For many businesses and organizations whose success is built on providing responsive customer support and a telephone-based sales strategy, a call centre might be more accurately referred to as a “nerve centre.”
When choosing a technology platform to power your call centre, there are three big picture objectives that should guide your decision:
* Improving the customer experience
* Helping staff meet sales and service objectives
* Creating positive brand relationships
Selecting the right technology platform for your call centre will allow you to deliver on all of these priorities. Here are five features that are strongly recommended for those seeking a robust and powerful call centre solution:
1. Real-time data monitoring capabilities.
Given the essential role your call centre plays, you want to ensure you have the ability to accurately evaluate performance levels on an as-needed basis – versus having to wait days or weeks. Real time monitoring functionality has many advantages:
* The agility to assess resource availability (do you have enough team members to handle current call volumes?)
* The ability to review employee productivity stats daily.
* Immediate access to key performance indicators, such as call wait times, average talk time, number of incoming calls and unanswered calls.
* The ability to set alerts if performance standards are not met.
2. Comprehensive reporting tools.
A good call centre system will be able to consolidate the real-time data you have collected into easy-to-read reports so you can respond in a strategic manner. These tools can help you assess your call centre’s efficiency and performance.
Insights gleaned from data can help you enhance customer service and identify any potential problems before they become chronic concerns.

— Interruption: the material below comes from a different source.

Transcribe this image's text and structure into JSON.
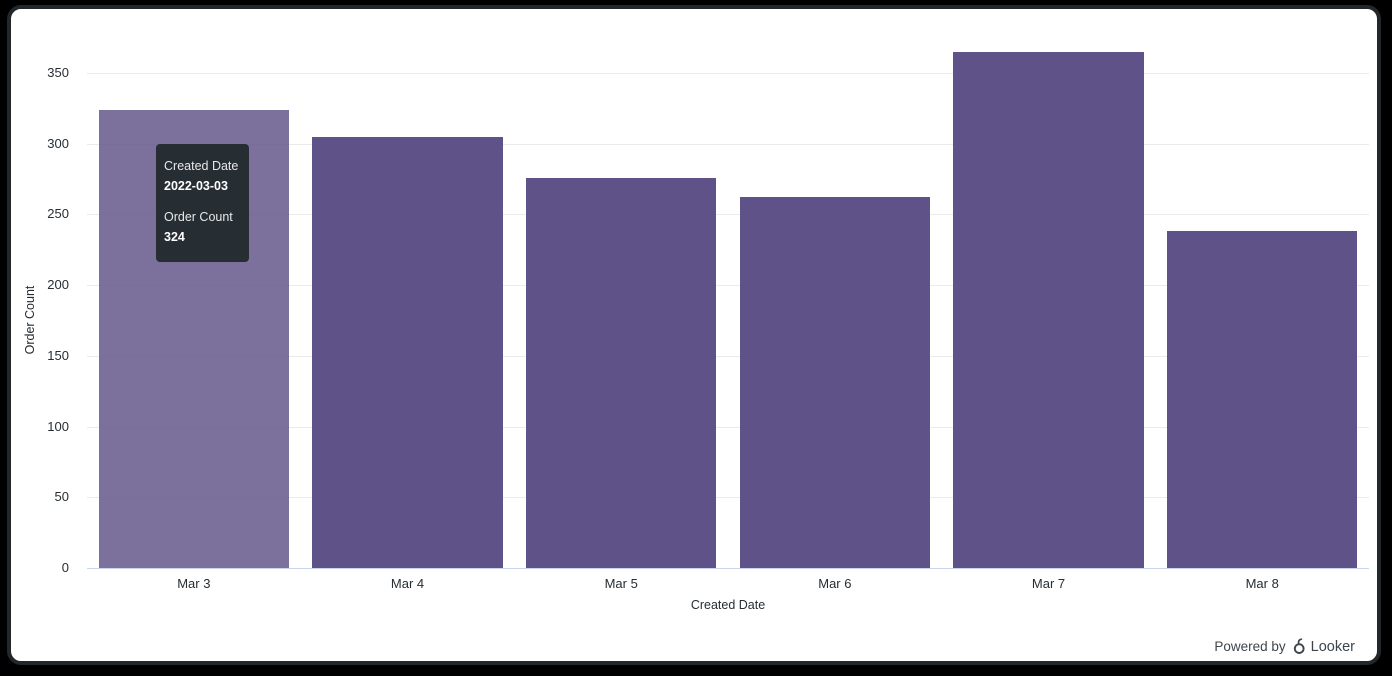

Toshiba’s Taske Contact Call Centre System includes a “Visualizer”, which provides managers with convenient at-a-glance access to key performance data.
3. Performance tools accessible by individual employees.
It is not just managers who will benefit from knowing how the call centre is performing. By choosing a platform that uses desktop tools to make data available to employees in real time, team members can readjust their approach to meet current demands on the call centre.
For example, if your call centre is slammed and wait times are increasing, they can be mindful of keeping calls concise where possible. Having access to one’s own performance data is also is a valuable training tool, as employees can measure their own performance against others.
4. Performance-motivation tools
Knowing how close (or far) you are from meeting objectives goes a long way when motivating staff. The Taske System, for example, has a function called “Display Central.” Messages, alerts and scrolling tickers appear on each team member’s desktop alerting them how close they are to meeting objectives. Indicating when a goal has been attained helps to provide positive reinforcement.
5. A user-friendly platform
The most effective communication tools are those that make your life easy and reduce headaches, rather than cause them. The easier a system is to use, the more you’ll use it.
There are a number of call centre options available. To find the one that meets the needs of your business and its customer base, do your homework. A good communication services provider should be able to offer you a list of options to choose from and can make recommendations based on your needs and opportunities. Today and into the foreseeable future.